More from Purdy: “The investigation was touched off by evidence of those connections between Russians and the people around Trump and no evidence has yet emerged establishing a direct link between the campaign and Russia’s election meddling. But the story is unfolding.”
That, it is. And the fact that it continues to unfold exposes a problem in that October 2016 story on the FBI, starting with the headline, “Investigating Donald Trump, F.B.I. Sees No Clear Link to Russia.” That formulation sounds pretty definitive and sends a reader into the story with the notion that there’s not much in the way of smoke in this investigation — even though the piece itself acknowledges that the investigation is ongoing. Consider that the initial headline read, “After Lengthy Inquiries, Officials Doubt Trump Has Direct Link to Russia.”
Again, those words may be technically accurate — while at the same time being terribly incomplete. As we learned over the weekend, the FBI kept the Papadopoulos thing very secret. Extremely secret, as the Papadopoulos story makes clear:
With so many strands coming in — about Mr. Papadopoulos, Mr. [Carter] Page, the hackers and more — F.B.I. agents debated how aggressively to investigate the campaign’s Russia ties, according to current and former officials familiar with the debate. Issuing subpoenas or questioning people, for example, could cause the investigation to burst into public view in the final months of a presidential campaign.
It could also tip off the Russian government, which might try to cover its tracks. Some officials argued against taking such disruptive steps, especially since the F.B.I. would not be able to unravel the case before the election.
The point here is that that October 2016 story purported to draw relatively sweeping conclusions about inquiries that were carefully shrouded within the FBI itself. This could well be a case of a news organization not appreciating what it didn’t — or couldn’t — know.

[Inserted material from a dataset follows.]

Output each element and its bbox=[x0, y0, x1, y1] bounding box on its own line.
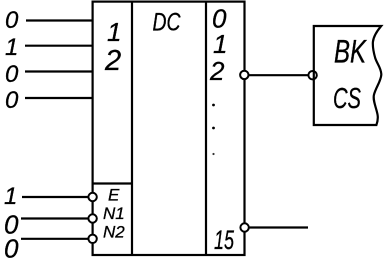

As a postscript, this isn’t the first time that the New York Times has been presented with gripes regarding the October 2016 story. Twitter has been afire with complaints about the story. And back when the New York Times had a public editor, the issue surfaced to great contention. Liz Spayd, who has since been relieved of her duties monitoring the newspaper from the inside, wrote in January 2017 that the New York Times was too timid in reporting what it knew about the goings-on. She cited the Slate story about the server communications and a Mother Jones story previewing the much-talked-about opposition research on Trump-Russia ties — later to be known as the “dossier” — as possible models for how the New York Times could have approached the story. At the time, this blog dissented from Spayd’s conclusion, perhaps prematurely: In March, CNN reported that the FBI had continued looking into the server contacts.